Now, 00001000 + 00001010 = 00010010 (decimal 18)

So, A = 18

Condition 2:

          B = A + (~B) + 1

                   Its equivalent to B = A-B

Here, B = A – B

From the above discussion, if we need to perform subtraction, we perform 2’s complement to the negative number and then add it.

So, -B = ~B + 1

Now,      B = 00010010 + (11110101) + 1 = 00001000

B’s value is equivalent to decimal 8, which was the initial value.

Condition 3:

A = A + (~B) + 1

                   Its equivalent to A = A-B

Now, A = 00010010 + 11110111 + 1

          A = 00001010 (equivalent to decimal 10)

Finally, A got the value of B. Thus, the swapping was completed.

Program in C/C++:

#include<stdio.h>
int main()
{
	int a, b;
	printf("Enter value of A: ");
	scanf("%d", & a);
	printf("Enter value of B: ");
	scanf("%d", & b);
	printf("A = %d, B = %d", a, b);
	a = (a & b) + (a | b);
	b = a + ~b + 1;
	a = a + ~b + 1;
	printf("\nNow, A = %d, B = %d", a, b);
}

Output:

Enter the value of A: 8
Enter the value of B:10
A=8, B=10
Now, A=10, B=8

Program in Python:

a = int(input("Enter value of A: "))
b = int(input("Enter value of B: "))
print("A = {} and B = {}".format(a, b))
a = (a & b) + (a | b)
b = a + ~b + 1
a = a + ~b + 1
print("Now, A = {} and B = {}".format(a, b))

Output:

Enter the value of A: 25
Enter the value of B: 25
A = 25 and B = 25
Now, A = 25 and B = 25

What is Arithmetic Overflow?

The term overflow means exceeding the limit. Arithmetic overflow means that the result of any arithmetic operation exceeds the range or limit of computer architecture’s number representation. For example, if a number is divided by zero, it becomes infinite, and the computer number system can’t hold it in 32 or 64 bits.

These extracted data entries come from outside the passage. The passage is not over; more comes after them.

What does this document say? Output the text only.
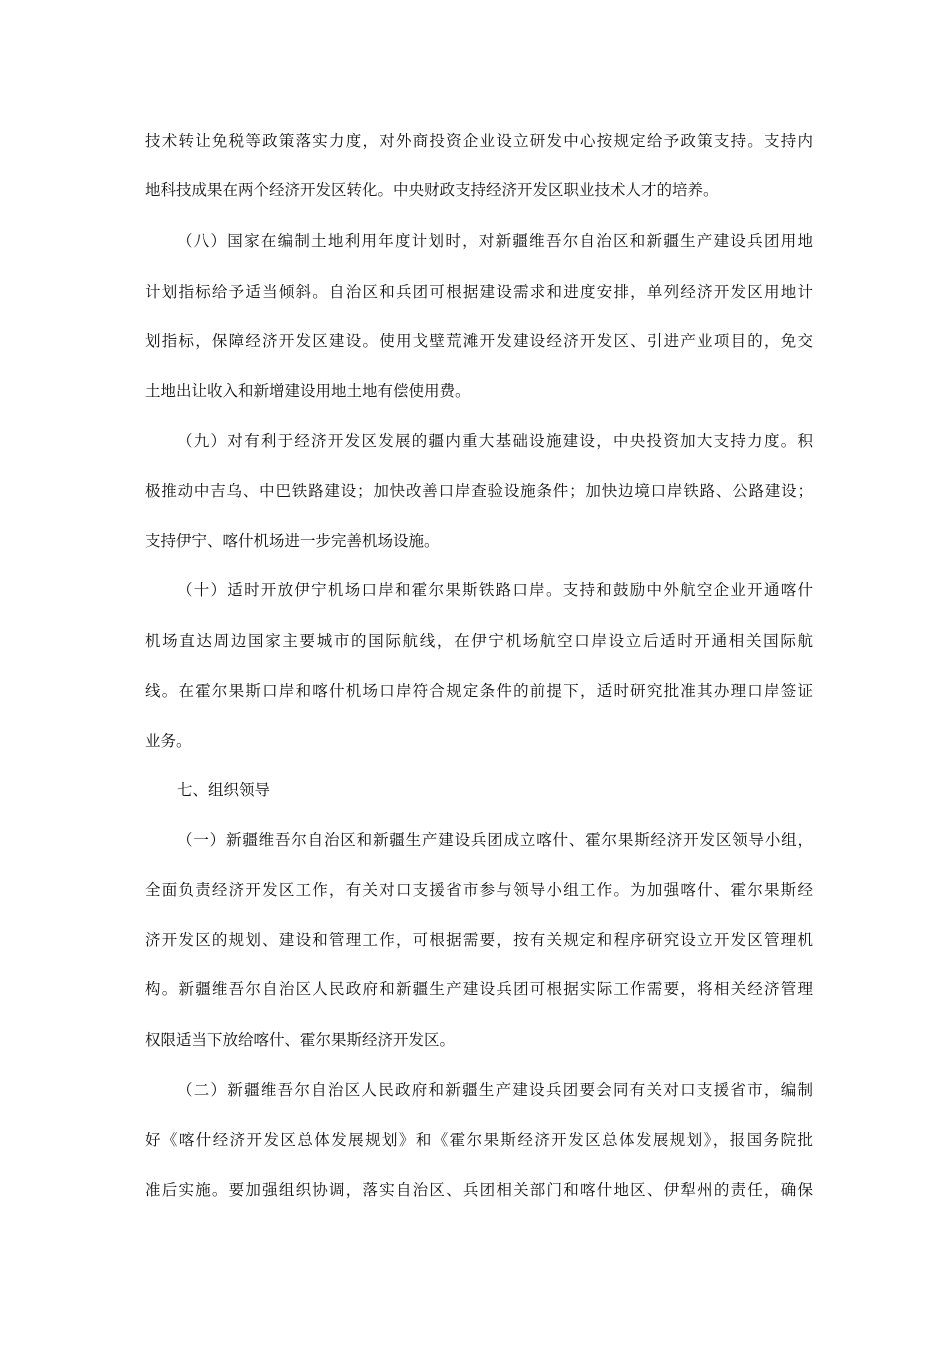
技术转让免税等政策落实力度，对外商投资企业设立研发中心按规定给予政策支持。支持内
地科技成果在两个经济开发区转化。中央财政支持经济开发区职业技术人才的培养。
（八）国家在编制土地利用年度计划时，对新疆维吾尔自治区和新疆生产建设兵团用地
计划指标给予适当倾斜。自治区和兵团可根据建设需求和进度安排，单列经济开发区用地计
划指标，保障经济开发区建设。使用戈壁荒滩开发建设经济开发区、引进产业项目的，免交
土地出让收入和新增建设用地土地有偿使用费。
（九）对有利于经济开发区发展的疆内重大基础设施建设，中央投资加大支持力度。积
极推动中吉乌、中巴铁路建设；加快改善口岸查验设施条件；加快边境口岸铁路、公路建设；
支持伊宁、喀什机场进一步完善机场设施。
（十）适时开放伊宁机场口岸和霍尔果斯铁路口岸。支持和鼓励中外航空企业开通喀什
机场直达周边国家主要城市的国际航线，在伊宁机场航空口岸设立后适时开通相关国际航
线。在霍尔果斯口岸和喀什机场口岸符合规定条件的前提下，适时研究批准其办理口岸签证
业务。
七、组织领导
（一）新疆维吾尔自治区和新疆生产建设兵团成立喀什、霍尔果斯经济开发区领导小组，
全面负责经济开发区工作，有关对口支援省市参与领导小组工作。为加强喀什、霍尔果斯经
济开发区的规划、建设和管理工作，可根据需要，按有关规定和程序研究设立开发区管理机
构。新疆维吾尔自治区人民政府和新疆生产建设兵团可根据实际工作需要，将相关经济管理
权限适当下放给喀什、霍尔果斯经济开发区。
（二）新疆维吾尔自治区人民政府和新疆生产建设兵团要会同有关对口支援省市，编制
好《喀什经济开发区总体发展规划》和《霍尔果斯经济开发区总体发展规划》，报国务院批
准后实施。要加强组织协调，落实自治区、兵团相关部门和喀什地区、伊犁州的责任，确保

Integer number representation
Integer number representation in a 32-bit system

The consequence of the arithmetic overflow can be:

  • The addition of two positive numbers becomes negative. Because the sign bit might become 1, meaning a negative number.
  • The addition of two negative numbers becomes positive. Because the sign bit might become 0, meaning a positive number.